Wednesday, August 22, 2018

Steve Hockensmith, The Crack in the Lens: A Holmes on the Range Mystery

Steve Hockensmith, The Crack in the Lens: A Holmes on the Range Mystery
© 2009 Steve Hockensmith
Minotaur Books 2009
ISBN   978-0312379421
Also available as an ebook.

Looking through my library of ebooks, I realized I had not kept up with the adventures of the Amlingmeyer brothers, Gustav (Old Red) and Otto (Big Red), and decided it was time to see what they were up to.  And, apparently, they were about to be lynched.  That’s how The Crack in the Lens begins.

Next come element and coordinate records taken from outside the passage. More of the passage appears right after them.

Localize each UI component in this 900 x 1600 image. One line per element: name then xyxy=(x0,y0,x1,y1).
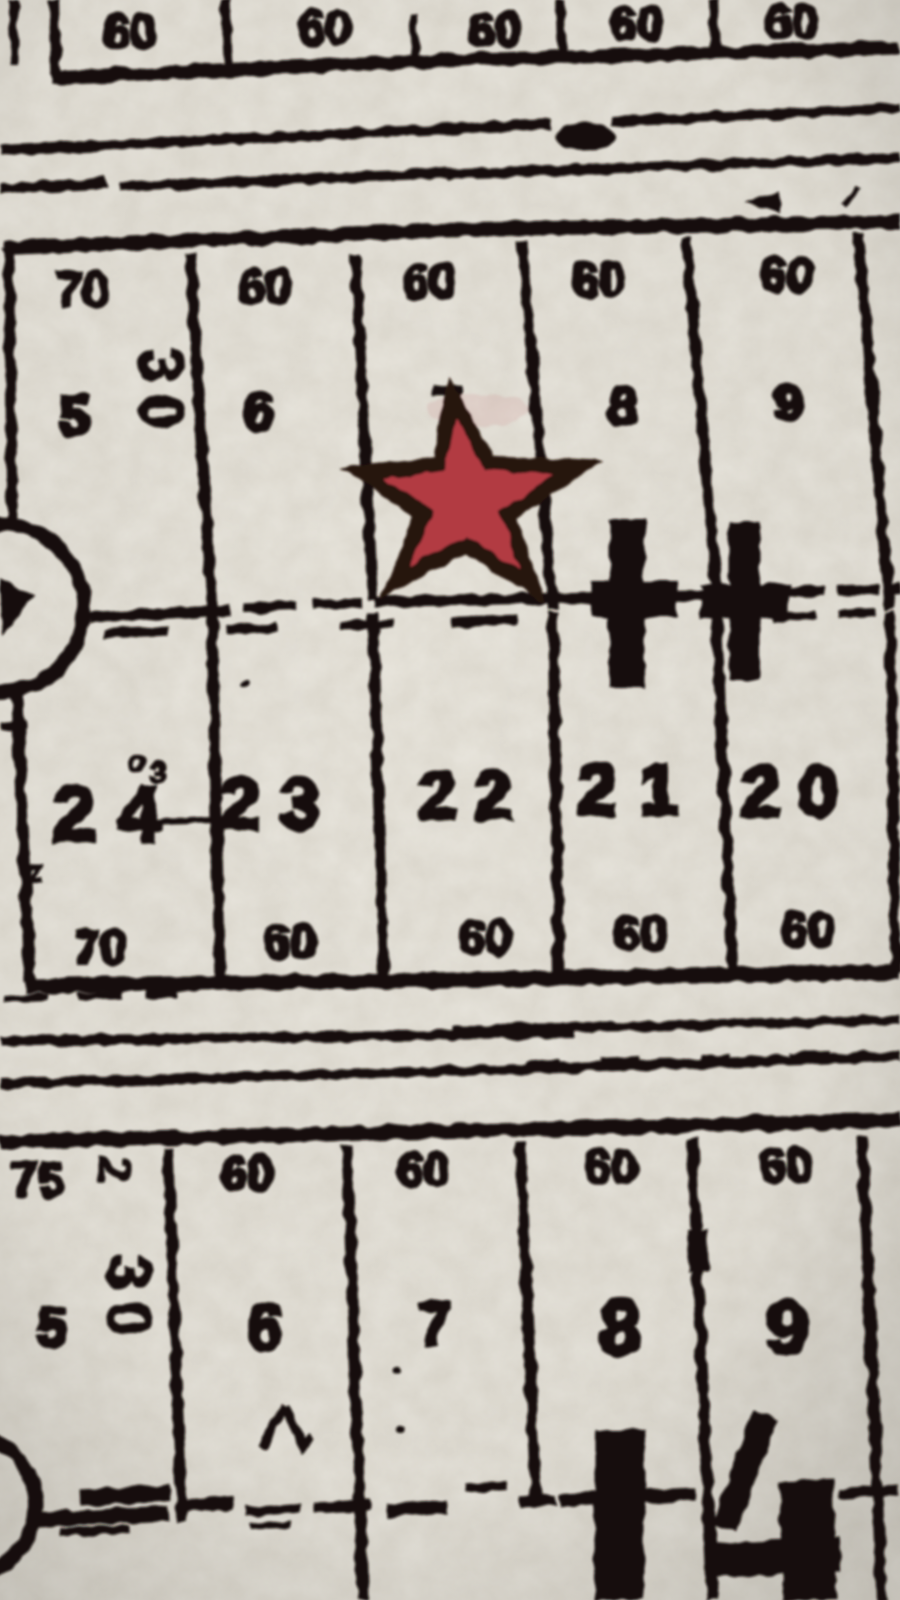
svg-text:60: 60 xyxy=(468,4,521,57)
svg-text:60: 60 xyxy=(572,254,625,307)
svg-text:60: 60 xyxy=(613,908,666,961)
svg-text:60: 60 xyxy=(759,1140,812,1193)
svg-text:30: 30 xyxy=(126,348,195,441)
svg-text:60: 60 xyxy=(610,0,663,51)
svg-text:8: 8 xyxy=(608,377,638,437)
svg-text:60: 60 xyxy=(458,912,511,965)
svg-text:60: 60 xyxy=(402,255,455,308)
svg-text:23: 23 xyxy=(220,764,340,844)
svg-text:75: 75 xyxy=(11,1154,64,1207)
svg-text:7: 7 xyxy=(418,1290,451,1357)
svg-text:2: 2 xyxy=(87,1156,140,1183)
svg-text:60: 60 xyxy=(765,0,818,49)
svg-text:70: 70 xyxy=(55,263,108,316)
svg-text:21: 21 xyxy=(577,750,701,830)
svg-text:3: 3 xyxy=(150,756,167,789)
svg-text:60: 60 xyxy=(781,904,834,957)
svg-text:22: 22 xyxy=(418,757,530,833)
svg-text:70: 70 xyxy=(73,922,126,975)
svg-text:5: 5 xyxy=(59,384,90,447)
svg-text:8: 8 xyxy=(599,1286,641,1371)
svg-text:z: z xyxy=(28,856,43,889)
svg-text:60: 60 xyxy=(238,261,291,314)
svg-text:60: 60 xyxy=(220,1148,273,1201)
svg-text:60: 60 xyxy=(397,1144,450,1197)
svg-text:30: 30 xyxy=(94,1255,163,1348)
svg-text:60: 60 xyxy=(263,916,316,969)
svg-text:60: 60 xyxy=(298,2,351,55)
svg-text:60: 60 xyxy=(584,1141,637,1194)
svg-text:9: 9 xyxy=(775,375,803,431)
svg-text:6: 6 xyxy=(247,1290,284,1364)
svg-text:9: 9 xyxy=(766,1286,808,1371)
svg-text:o: o xyxy=(128,746,146,779)
svg-text:20: 20 xyxy=(740,752,856,832)
svg-text:60: 60 xyxy=(760,249,813,302)
svg-text:6: 6 xyxy=(244,382,274,442)
svg-text:60: 60 xyxy=(103,6,156,59)
svg-text:5: 5 xyxy=(37,1297,67,1357)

The Amlingmeyers are a pair of somewhat down-at-the-heels cowboys; Gustav is a devotee of the Sherlock Holmes stories (which Otto has to read to him), and Otto is an aspiring writer of detective fiction (although his tales are based on their own adventures, and on Gustav’s use of Holmesian techniques.  They are in the town of San Marcos, Texas, at Gustav’s insistence—he wants to discover the truth about the death of Adeline, the women he loved (and lost) five years earlier.  But things have changed in San Marcos, if only (to some extent) superficially.  Five years earlier, in 1888, it was a wide open cattle town, complete with saloons and prostitutes and all the accompanying features of a cattle town.  Now, there’s a church (or several), and all the bawdy houses have been moved out into the county (even if just barely).  There’s even a wallpaper store (and, yes, this maters).

Old Red’s search for information about Adeline does not go well, and the owners of the place she worked (who now own the just-across-the-line bawdy house) are not pleased to see either of the boys.  In fact, it becomes very dangerous.  In their search, they encounter the Kreigers (Mr. Kreiger is the only photographer in town, with something of a specialization in death portraits); Milford Bales, formerly a barber, now the town Marshall; Sheriff Ike Rucker (the law then, now the law outside town); Horace Cuff (editor and publisher of the local newspaper, and transplanted Brit); Brother Landrigan (the local hellfire and-brimstone preacher); and assorted cowboys, goat ranchers, thugs, and fallen women.  Oh—Otto learns that his first book has actually been published!

Despite a rather broad overlay of humor, this is a fairly dark book, and there’s a good deal of violence and death before we reach the finale.  The story moves quickly, though, and the ending is logical (which, given Gustav’s veneration for Holmes, is just as well) and generally satisfactory.  If you have not made the acquaintance of the Amlingmeyers, I encourage you to do so (although starting at the beginning might be best, the books stand quite well on their own).  Next up in the series is World’s Greatest Sleuth!; there are also a number of short stories that I still need to find—and will be looking for.